Blackstone’s Real Estate Partners VII fund invested about $85 million into the 4.5 million-square-foot (418,000-square- meter) portfolio, according to a statement today from New York- based SL Green, which gained control of the properties in August through its holding of junior debt. Gramercy Capital Corp. (GKK) and Square Mile Capital Management LLC are also in the venture.
“We were able to successfully structure a recapitalization, bring in a very strong owner and operator to run the portfolio, and from our standpoint to preserve our investment, and hopefully make a return,” David Schonbraun, SL Green (SLG)’s co-chief investment officer, said in a phone interview.
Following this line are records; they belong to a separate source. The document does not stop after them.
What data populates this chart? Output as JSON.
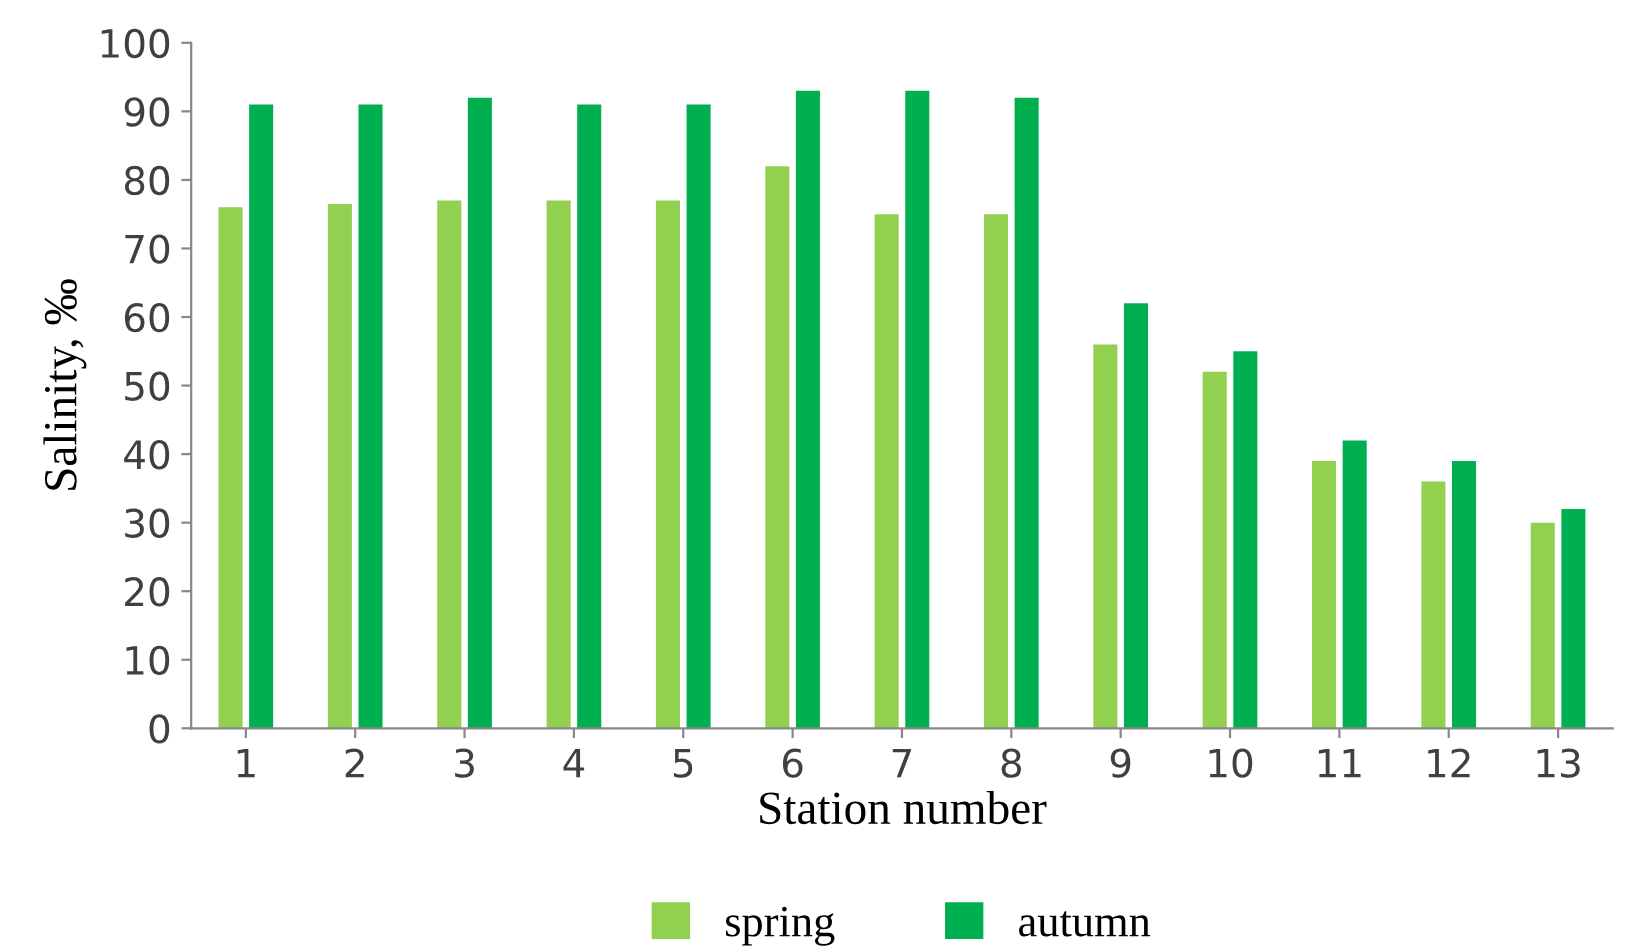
{
  "chart_data": {
    "type": "bar",
    "xlabel": "Station number",
    "ylabel": "Salinity, ‰",
    "categories": [
      "1",
      "2",
      "3",
      "4",
      "5",
      "6",
      "7",
      "8",
      "9",
      "10",
      "11",
      "12",
      "13"
    ],
    "series": [
      {
        "name": "spring",
        "color": "#92d050",
        "values": [
          76,
          76.5,
          77,
          77,
          77,
          82,
          75,
          75,
          56,
          52,
          39,
          36,
          30
        ]
      },
      {
        "name": "autumn",
        "color": "#00b050",
        "values": [
          91,
          91,
          92,
          91,
          91,
          93,
          93,
          92,
          62,
          55,
          42,
          39,
          32
        ]
      }
    ],
    "ylim": [
      0,
      100
    ],
    "yticks": [
      0,
      10,
      20,
      30,
      40,
      50,
      60,
      70,
      80,
      90,
      100
    ],
    "grid": false,
    "legend": "bottom"
  }
}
Blackstone’s Equity Office division will take over management and leasing for the portfolio, which includes properties in Los Angeles, Orange County and San Diego, to expand its presence in Southern California. The New York-based firm has raised $13.3 billion for Blackstone Real Estate Partners VII, the largest-ever private-equity real estate fund.
Blackstone has said it intends to exit Equity Office in the next few years, possibly by selling its buildings in chunks to various buyers. Michael Kim, an analyst with Sandler O’Neill & Partners LP in New York, said the California deal isn’t inconsistent with that strategy.
“This is a function of timing and where the assets sit in the business cycle,” Kim said in a phone interview. “They just raised a big new real estate fund, and they have plenty of capacity to invest in new properties.”
For SL Green, the deal enables it to refocus its attention on its almost exclusively New York-based portfolio. About 95 percent of its properties are in Manhattan, according to an analysis released today by Green Street Advisors Inc., a Newport Beach, California-based real estate research firm.
In addition to owning and managing New York skyscrapers, SL Green lends money to other real estate investors, typically providing higher-interest “mezzanine” loans, which are subordinate to the senior mortgage and provide an opportunity to take equity in case of non-payment. Most of those loans have been on New York properties, Schonbraun said.
In the case of the Southern California buildings, SL Green loaned about $50 million to a joint venture including Cabi Developers, a division of Mexican real estate company GICSA, in 2007, when U.S. commercial-property values were peaking. The buyers paid $1.5 billion to Arden Realty Inc. for the properties.
“Outside of New York, we’ve seen a few deals that we thought selectively were interesting enough to pursue, and this was one of them,” Schonbraun said. “There was a large equity cushion behind us. For us it was a yield play.”
As property values plummeted after the deal, Hines, a Houston-based real estate investment firm, foreclosed on the borrower. Since then, SL Green has been acquiring interests in other holders of junior debt on the portfolio, so it could have control when the senior debt matured in August, Schonbraun said.
New York Life Insurance Co. led an extended $678.8 million mortgage financing on the portfolio. After the recapitalization, total debt is $746.8 million.